One of the important projects I have been working on for the past few months is supporting email over IPv6. Long time readers of this blog (all four of you) will remember that last year I wrote a series of posts on email over IPv6:
Part 1 – Introduction Part 2 – Why we can’t use IP blocklists in IPv6 Part 3 – A solution: Whitelists Part 4 – Population of the whitelists Part 5 – Removals, key differences, and standards
Part 1 – Introduction
Part 2 – Why we can’t use IP blocklists in IPv6
Part 3 – A solution: Whitelists
Part 4 – Population of the whitelists
Part 5 – Removals, key differences, and standards
In case you can’t tell by the above, the backbone of the solution was using IPv6 whitelists and maintaining a list good senders, and then sharing that list amongst the major receivers.
I now entirely refudiate* that idea.
We now have a new solution in mind.
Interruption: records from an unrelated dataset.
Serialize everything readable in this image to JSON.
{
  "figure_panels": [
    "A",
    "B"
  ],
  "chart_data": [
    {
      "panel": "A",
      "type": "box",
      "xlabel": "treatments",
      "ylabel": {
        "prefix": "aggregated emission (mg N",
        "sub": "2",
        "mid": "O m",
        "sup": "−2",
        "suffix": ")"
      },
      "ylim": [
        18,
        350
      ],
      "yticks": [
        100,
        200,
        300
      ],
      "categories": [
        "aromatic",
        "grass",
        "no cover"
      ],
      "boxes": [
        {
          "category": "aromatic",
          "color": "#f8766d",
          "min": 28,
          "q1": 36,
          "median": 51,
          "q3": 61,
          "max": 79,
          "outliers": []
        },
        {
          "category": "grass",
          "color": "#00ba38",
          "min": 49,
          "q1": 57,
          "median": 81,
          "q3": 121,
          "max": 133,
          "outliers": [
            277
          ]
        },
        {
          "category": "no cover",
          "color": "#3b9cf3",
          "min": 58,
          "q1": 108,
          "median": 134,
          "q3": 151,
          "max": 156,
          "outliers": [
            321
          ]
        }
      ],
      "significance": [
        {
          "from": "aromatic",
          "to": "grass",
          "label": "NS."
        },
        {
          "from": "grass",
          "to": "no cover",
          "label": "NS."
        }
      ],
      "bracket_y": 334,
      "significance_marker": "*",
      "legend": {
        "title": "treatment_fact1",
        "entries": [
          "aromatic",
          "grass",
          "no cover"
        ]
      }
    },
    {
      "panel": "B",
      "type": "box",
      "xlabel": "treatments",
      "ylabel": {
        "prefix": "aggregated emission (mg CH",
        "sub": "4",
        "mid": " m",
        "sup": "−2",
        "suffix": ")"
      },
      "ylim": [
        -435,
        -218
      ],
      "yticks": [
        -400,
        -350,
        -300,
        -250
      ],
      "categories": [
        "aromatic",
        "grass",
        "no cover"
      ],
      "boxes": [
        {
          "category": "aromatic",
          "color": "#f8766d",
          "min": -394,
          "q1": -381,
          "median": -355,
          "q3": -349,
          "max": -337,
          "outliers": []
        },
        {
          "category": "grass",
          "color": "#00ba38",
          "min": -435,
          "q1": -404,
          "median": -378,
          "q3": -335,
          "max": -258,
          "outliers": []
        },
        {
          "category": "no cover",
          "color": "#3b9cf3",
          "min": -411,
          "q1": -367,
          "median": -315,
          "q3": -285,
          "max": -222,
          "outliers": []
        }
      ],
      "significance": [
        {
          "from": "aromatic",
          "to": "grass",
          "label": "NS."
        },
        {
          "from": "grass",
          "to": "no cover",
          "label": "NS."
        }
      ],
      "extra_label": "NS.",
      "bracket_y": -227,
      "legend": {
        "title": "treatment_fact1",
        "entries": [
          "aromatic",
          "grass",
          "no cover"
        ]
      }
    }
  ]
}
I can’t claim credit for inventing any of it. The basic algorithm was developed in close participation with other bright minds in the industry, and the performance issues are addressed and acknowledged by people within my own company.
The new solution is better than the previous one: it is more scalable, easier to manage, and builds upon what is already there in IPv4. However, unlike the previous solution, there is more uncertainty involved with regards to its performance when it comes to running the service.
This series of blog posts will go into the problem of email over IPv6, a technical solution to the problem, and technical considerations into implementing that solution.
Stay tuned for more.
* It’s a word, look it up.
Looking forward to reading this.
Btw, this site works badly using HTTPS - looks like the CSS isn't loaded. (I use the FF HTTPS-everywhere add-on.) That isn't really you to blame, I know, but I needed to tell someone. :-)
I don't have any control over the https layout of this site. I have considered moving this blog platform to another one because I'm pretty sure that this one is not actively maintained.